Thanks for the help with a new brewer
 
You will likely have an IPA that has a number of flavors you weren’t expecting given that you fermented for a short period of time. While all of the maltose may have converted to alcohol and your gravity reading was stable your beer needs much longer to clean up off flavors and let yeast settle to the bottom out of suspension.

For new brewers, I would recommend three weeks between pitching yeast and bottling. Yes, you don’t want to drink out of a sample and return it to the fermenter as you are risking infection.
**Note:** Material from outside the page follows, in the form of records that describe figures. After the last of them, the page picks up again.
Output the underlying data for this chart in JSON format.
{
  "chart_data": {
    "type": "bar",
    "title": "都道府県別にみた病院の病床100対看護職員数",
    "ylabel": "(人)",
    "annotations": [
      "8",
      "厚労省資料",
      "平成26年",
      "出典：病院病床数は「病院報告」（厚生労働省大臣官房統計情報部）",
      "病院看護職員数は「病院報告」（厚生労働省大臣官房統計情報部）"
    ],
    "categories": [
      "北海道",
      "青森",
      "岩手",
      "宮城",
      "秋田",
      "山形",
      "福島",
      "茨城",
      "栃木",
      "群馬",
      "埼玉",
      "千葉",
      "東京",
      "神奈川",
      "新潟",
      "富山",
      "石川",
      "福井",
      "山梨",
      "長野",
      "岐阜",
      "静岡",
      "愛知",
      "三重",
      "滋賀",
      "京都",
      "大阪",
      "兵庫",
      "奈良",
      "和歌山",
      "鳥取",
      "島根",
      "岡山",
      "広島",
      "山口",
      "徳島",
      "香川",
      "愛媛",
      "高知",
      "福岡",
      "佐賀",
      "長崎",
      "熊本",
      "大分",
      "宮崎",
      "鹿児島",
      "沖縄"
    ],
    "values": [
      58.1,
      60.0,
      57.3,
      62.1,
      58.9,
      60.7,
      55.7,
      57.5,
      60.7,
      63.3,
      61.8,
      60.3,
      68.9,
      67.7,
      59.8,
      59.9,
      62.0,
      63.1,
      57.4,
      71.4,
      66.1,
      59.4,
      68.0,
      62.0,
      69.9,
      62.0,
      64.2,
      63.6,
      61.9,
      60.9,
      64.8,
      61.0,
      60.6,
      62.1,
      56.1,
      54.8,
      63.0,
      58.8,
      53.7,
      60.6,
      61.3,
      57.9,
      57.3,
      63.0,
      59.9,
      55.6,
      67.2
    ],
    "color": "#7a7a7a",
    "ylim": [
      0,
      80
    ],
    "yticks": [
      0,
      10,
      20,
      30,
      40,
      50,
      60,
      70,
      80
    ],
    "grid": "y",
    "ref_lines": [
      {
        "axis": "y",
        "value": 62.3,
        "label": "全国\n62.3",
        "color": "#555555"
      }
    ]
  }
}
I wouldn’t overly weigh that factor when you taste what you have though as the premature fermentation will primarily be the culprit.

Your cloudy sample could have been caused by:

Incomplete fermentation with heavy amounts of yeast still in suspension.

Unintentionally siphoning the trub and yeast from the bottom of the primary.

Infection (unlikely in this case)

The beer will slowly condition while it is in the bottle given that there is a very small fermentation going on with the priming sugar you put in there (you did that part right?). It will likely have a noticeable haze to it and it is unlikely that all the undesirable flavors will clean up completely but it will improve once it sits for two weeks warm in the bottle and then it’ll smooth out the longer it sits cold in a fridge.

Good luck and keep at it!
 
+1 to the above:

Definitely give your beer more time before trying to bottle it. Cloudiness was likely you just getting yeast and trub in it while siphoning and moving it.

Also, moving it back and forth multiple times is probably not going to do it any favors - any moving of beer will expose it to oxygen. Move it as few times as possible and move it gently (no splashing, etc.).

You will have beer when it is all said and done and some experience to learn from.